Dimension Home Video has released “The Jet Li Collection” which includes 5 films: FIST OF LEGEND, JET LI’S THE ENFORCER, THE LEGEND, THE DEFENDER and TWIN WARRIORS. I will review the last 2 films. JET LI’S THE ENFORCER (which he neither directed nor wrote) has had some cable play. I assume his name is part of the title as a last-minute thought that THE ENFORCER was too generic (other titles for it include LETTER TO DADDY, which sounds just plain creepy). FIST OF LEGEND and TWIN WARRIORS have some buzz with the martial arts fans as being among the better efforts. THE DEFENDER is directed by Corey Yuen, who attended the Peking Opera school along with Jackie Chan for childhood martial arts training. To the best of my research, he and Tak Yuen, fighting choreographer, do not appear to be members of Woo Ping’s family. Instead, I have learned that it was quite common to take the name of your teacher in this school. Corey went on to do the uncredited choreography for LETHAL 4 , but did get credit for X-MEN. Jet Li is great in THE DEFENDER, which is one of the two basic sub-genres of these Hong Kong martial arts pictures – the contemporary crime thriller (sometimes with a sci-fi and/or superhero edge) – the other being the Shao-lin costume drama. This is by no means John Woo, however, and things get tedious – certainly not enough to sustain my interest (these DVDs were thrust upon me, my dear). It is unfortunate that even within the easy medium of DVD, TWIN WARRIORS did not have the option of the original soundtrack with subtitles. So we have the usual bad dubbing (worse than THE DEFENDER, believe me).

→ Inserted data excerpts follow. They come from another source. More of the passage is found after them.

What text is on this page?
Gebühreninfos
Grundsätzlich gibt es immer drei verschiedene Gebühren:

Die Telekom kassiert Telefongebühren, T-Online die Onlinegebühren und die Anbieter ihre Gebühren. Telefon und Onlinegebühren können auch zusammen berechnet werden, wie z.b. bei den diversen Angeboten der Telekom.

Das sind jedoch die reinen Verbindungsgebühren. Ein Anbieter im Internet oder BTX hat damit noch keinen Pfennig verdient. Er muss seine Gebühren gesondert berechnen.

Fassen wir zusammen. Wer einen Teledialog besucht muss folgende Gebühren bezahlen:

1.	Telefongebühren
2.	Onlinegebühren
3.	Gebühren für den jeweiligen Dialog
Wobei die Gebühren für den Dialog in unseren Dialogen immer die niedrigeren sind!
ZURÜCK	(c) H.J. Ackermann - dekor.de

As anyone familiar with these Shao-lin films knows, the acting is usually on the level of mediocre silent cinema – bad mugging worsened by that flat recording booth ambiance of phrases like “Huh?”. If you’re into these pictures, I assume this is part of the charm, like the bizarre gun shots and foleys of spaghetti westerns – you know, boot heels going clomp clomp clomp and wooden spoons scraping soup bowls as if the audience has been slipped acid.

Meanwhile, Michelle Yeoh has such amazing presence and dignity that we really have a sense of her throughout all of this as leader of a gang of tax rebels – directed by Woo-Ping Yuen himself by the way. Jet Li is not unwatchable – but he has long since developed a minimalist style of presentation, the Bronson school of acting, that works much better for him than these anime-like eye poppings.